İçimdeki meclisten bahsettim birine. Senin hakkında tek bir fikrim yok, çünkü içimde belki yirmi ses, hakkında farklı şeyler fısıldıyor.

Annem, Netflix'te bir yemek belgeseli buldu. Dün seyrettiği bir bölümde, bir tapınak aşçısı, yaratıcılık için egonuzdan vazgeçmelisiniz diyordu. Böyle düşünmemiştim hiç, evet, belki de fark budur, yaratıcılık dedikleri, içindeki meclisi susturmamak.

İnsan büyüdükçe, içindeki seslerden biri, o meclisin tepesine çıkıp yumruğunu sallamaya başlıyor. Şöyleyim, böyleyim, ben buyum, ben öyle değilim, ben ondan üstünüm.
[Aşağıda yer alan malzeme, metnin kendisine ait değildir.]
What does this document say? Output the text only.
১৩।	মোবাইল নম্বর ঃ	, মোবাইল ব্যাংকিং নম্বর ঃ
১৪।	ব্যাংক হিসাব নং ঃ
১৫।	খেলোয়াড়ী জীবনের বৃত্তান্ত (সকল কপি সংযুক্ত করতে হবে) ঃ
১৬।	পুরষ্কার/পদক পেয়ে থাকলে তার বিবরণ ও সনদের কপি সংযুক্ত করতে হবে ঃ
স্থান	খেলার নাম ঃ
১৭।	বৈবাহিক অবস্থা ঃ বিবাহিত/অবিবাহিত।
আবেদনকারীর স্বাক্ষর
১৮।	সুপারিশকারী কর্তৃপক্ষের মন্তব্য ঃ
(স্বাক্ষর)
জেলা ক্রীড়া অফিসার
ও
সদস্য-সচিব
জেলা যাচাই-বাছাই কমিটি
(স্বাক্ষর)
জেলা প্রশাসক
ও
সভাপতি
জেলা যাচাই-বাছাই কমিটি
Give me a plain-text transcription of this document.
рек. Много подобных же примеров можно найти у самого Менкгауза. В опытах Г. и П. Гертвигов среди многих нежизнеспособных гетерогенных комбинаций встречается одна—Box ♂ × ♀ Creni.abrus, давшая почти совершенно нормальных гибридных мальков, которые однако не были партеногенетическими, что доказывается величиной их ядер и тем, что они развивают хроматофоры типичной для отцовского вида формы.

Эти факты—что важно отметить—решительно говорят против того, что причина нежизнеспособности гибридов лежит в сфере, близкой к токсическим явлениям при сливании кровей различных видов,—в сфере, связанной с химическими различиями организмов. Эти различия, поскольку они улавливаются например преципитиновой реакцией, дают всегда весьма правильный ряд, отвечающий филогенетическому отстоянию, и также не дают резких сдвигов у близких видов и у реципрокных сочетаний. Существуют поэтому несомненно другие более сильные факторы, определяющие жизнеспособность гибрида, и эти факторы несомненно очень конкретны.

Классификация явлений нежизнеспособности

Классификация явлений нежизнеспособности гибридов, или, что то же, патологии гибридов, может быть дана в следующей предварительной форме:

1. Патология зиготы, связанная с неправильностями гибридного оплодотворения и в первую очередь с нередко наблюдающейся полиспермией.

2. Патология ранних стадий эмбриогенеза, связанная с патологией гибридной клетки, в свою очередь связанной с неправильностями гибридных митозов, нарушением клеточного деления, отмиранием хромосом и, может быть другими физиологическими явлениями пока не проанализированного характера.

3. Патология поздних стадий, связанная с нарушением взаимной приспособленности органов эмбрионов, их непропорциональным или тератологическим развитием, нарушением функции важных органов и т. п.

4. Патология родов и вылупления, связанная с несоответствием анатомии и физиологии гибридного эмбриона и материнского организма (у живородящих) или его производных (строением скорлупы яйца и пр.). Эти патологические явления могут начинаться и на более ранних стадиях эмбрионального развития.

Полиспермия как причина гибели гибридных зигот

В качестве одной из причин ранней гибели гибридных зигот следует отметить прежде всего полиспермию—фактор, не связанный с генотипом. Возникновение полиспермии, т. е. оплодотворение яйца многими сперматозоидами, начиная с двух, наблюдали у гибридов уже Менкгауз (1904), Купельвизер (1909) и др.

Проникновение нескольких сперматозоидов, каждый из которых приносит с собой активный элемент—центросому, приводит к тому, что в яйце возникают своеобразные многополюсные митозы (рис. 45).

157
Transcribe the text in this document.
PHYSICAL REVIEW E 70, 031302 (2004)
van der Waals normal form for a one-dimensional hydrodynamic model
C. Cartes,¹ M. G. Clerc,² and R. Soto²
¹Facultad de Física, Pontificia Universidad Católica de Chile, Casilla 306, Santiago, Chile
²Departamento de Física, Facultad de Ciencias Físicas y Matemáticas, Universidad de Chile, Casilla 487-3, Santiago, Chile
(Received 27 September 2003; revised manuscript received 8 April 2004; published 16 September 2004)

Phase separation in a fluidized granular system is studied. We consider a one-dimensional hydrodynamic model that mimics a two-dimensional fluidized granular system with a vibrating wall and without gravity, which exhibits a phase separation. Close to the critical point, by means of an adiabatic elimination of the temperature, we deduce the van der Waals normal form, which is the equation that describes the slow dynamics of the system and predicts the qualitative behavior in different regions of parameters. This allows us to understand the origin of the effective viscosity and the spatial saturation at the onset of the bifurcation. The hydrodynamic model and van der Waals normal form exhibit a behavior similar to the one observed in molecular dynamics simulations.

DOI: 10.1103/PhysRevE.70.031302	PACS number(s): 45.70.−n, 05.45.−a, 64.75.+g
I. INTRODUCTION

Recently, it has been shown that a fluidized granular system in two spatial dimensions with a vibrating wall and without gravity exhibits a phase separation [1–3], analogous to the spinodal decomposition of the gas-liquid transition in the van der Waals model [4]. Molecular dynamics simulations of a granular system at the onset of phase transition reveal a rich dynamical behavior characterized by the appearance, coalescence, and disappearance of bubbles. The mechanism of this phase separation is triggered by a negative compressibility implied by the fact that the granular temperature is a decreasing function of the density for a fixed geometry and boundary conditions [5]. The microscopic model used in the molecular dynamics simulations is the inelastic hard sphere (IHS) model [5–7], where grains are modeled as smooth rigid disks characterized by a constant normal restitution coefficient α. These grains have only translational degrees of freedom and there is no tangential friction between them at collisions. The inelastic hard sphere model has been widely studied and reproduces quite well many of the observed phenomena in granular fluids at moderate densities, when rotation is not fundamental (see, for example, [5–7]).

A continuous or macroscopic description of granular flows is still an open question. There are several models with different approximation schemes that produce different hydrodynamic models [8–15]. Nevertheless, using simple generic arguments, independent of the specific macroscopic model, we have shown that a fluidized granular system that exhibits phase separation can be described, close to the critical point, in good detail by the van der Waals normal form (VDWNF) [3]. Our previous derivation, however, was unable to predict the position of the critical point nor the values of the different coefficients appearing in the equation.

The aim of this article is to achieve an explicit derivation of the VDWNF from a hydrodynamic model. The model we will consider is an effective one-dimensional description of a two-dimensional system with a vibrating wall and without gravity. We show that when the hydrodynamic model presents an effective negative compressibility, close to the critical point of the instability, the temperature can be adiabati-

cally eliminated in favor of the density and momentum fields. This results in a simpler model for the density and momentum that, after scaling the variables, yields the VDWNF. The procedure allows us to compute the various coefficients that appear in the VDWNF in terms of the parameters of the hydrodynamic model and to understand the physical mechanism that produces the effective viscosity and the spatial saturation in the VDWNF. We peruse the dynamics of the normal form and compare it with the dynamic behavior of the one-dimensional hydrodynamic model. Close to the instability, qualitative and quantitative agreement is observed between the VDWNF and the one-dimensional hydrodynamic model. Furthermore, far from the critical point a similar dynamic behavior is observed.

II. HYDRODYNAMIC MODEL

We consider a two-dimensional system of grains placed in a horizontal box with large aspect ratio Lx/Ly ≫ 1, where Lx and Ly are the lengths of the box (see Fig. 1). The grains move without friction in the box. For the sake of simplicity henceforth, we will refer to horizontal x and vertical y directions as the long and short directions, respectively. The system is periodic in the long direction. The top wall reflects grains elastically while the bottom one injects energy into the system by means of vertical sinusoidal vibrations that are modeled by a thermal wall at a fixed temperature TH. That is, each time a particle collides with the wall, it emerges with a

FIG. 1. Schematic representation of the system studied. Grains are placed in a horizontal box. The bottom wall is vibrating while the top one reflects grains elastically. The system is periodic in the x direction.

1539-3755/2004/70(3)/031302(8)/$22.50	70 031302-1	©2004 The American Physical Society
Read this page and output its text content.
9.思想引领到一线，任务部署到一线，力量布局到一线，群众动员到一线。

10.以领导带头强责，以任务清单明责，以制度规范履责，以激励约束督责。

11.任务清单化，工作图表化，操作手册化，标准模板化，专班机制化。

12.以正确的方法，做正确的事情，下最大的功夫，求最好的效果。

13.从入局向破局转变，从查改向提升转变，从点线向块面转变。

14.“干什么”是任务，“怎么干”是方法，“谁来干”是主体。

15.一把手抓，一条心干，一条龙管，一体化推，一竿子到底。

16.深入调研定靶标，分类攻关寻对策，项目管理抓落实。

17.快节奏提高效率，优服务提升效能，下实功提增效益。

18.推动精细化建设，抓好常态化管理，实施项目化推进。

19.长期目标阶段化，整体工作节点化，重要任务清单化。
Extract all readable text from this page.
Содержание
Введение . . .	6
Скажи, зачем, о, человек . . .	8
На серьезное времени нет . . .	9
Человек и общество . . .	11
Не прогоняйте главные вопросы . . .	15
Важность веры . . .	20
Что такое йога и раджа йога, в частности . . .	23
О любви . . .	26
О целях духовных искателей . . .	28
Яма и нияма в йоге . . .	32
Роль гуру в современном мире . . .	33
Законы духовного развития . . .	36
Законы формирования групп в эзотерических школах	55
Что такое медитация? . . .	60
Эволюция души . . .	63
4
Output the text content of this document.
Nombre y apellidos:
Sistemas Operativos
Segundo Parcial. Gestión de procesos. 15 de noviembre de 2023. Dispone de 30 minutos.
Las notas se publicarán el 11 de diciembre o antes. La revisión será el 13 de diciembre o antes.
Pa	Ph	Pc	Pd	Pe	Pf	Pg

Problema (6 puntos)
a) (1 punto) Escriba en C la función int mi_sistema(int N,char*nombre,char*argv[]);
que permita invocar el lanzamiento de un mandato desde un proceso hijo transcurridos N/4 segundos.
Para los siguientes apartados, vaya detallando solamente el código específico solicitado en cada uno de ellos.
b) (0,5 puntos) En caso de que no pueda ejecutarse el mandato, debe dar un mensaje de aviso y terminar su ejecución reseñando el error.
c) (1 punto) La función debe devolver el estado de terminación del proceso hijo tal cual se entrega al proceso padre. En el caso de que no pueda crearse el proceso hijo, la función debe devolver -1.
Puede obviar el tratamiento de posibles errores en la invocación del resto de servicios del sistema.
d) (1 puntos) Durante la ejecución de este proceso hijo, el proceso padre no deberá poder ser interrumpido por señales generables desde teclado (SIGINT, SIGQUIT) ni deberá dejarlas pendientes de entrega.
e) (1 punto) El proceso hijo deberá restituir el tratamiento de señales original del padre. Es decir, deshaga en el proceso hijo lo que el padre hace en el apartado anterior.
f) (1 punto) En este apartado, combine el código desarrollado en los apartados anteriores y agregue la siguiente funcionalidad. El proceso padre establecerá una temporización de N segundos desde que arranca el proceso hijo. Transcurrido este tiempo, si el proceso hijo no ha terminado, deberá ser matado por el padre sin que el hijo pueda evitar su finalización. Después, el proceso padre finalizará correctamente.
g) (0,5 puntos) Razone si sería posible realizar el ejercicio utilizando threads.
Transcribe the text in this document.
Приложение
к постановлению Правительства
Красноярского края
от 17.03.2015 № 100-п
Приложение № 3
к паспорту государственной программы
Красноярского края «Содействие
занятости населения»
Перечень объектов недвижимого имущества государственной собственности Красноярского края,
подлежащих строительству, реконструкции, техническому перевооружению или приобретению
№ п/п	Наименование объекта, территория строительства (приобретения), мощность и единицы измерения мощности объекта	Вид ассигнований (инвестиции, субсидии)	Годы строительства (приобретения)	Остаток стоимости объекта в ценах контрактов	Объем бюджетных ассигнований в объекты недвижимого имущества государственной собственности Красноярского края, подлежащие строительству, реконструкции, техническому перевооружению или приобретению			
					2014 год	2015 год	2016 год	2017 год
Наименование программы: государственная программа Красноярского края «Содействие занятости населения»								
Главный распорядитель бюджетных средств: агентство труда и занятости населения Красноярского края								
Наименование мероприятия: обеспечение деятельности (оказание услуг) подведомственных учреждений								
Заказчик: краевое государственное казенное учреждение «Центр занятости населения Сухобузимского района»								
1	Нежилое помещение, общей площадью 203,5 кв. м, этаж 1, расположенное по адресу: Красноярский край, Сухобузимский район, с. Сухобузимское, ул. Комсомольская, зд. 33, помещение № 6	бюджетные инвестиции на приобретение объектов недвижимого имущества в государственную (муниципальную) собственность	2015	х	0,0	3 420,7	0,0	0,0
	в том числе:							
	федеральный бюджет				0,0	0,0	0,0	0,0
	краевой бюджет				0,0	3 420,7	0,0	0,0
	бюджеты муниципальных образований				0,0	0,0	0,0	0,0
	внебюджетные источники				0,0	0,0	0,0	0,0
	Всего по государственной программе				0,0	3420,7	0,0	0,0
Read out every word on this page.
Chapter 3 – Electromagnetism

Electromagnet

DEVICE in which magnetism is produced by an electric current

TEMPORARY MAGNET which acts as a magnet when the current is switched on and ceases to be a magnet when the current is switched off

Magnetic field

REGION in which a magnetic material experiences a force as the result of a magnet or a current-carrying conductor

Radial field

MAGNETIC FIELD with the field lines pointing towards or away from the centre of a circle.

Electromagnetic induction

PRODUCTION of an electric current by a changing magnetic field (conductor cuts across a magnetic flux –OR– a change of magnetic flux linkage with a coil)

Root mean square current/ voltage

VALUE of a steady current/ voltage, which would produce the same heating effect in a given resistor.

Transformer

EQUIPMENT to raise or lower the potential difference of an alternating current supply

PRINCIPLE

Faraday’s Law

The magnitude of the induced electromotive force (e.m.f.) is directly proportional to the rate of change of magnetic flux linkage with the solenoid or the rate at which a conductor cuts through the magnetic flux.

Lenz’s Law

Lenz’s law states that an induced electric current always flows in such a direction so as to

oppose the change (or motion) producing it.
Meclis susuyor, üyeleri yavaş yavaş seslerini kaybediyorlar veya diktatörün söylediklerine baş eğiyorlar.

Ego herhalde bunun için yaratıcılığın düşmanı. Hedefsizlik, gayesizlik, bulutsuz bir akşamda bahçede oturup göğe bakarak yazı yazmak, tepelerin ardındaki helikopter sesini düşünmek.

Konuşuyorlar, helikopter meclis üyelerini tedirgin etti. Biri acil yurtdışına giden bir iş adamından, diğeri yükselen ayı seyrederek demlenen bir pilottan bahsediyor, birine göre kadınlar helikopterde kına gecesi yapıyorlar, diğeri gizli bir askeri toplantı için tutulduğunu anlatıyor, biri bir meteorun tam da helikopterin üstüne düşeceğinden bahsediyor... Ben hepsini dinliyorum, sonra, bir helikopter, gelip gidici, ne kadar endişe ettiniz diyorum. Susuyorlar.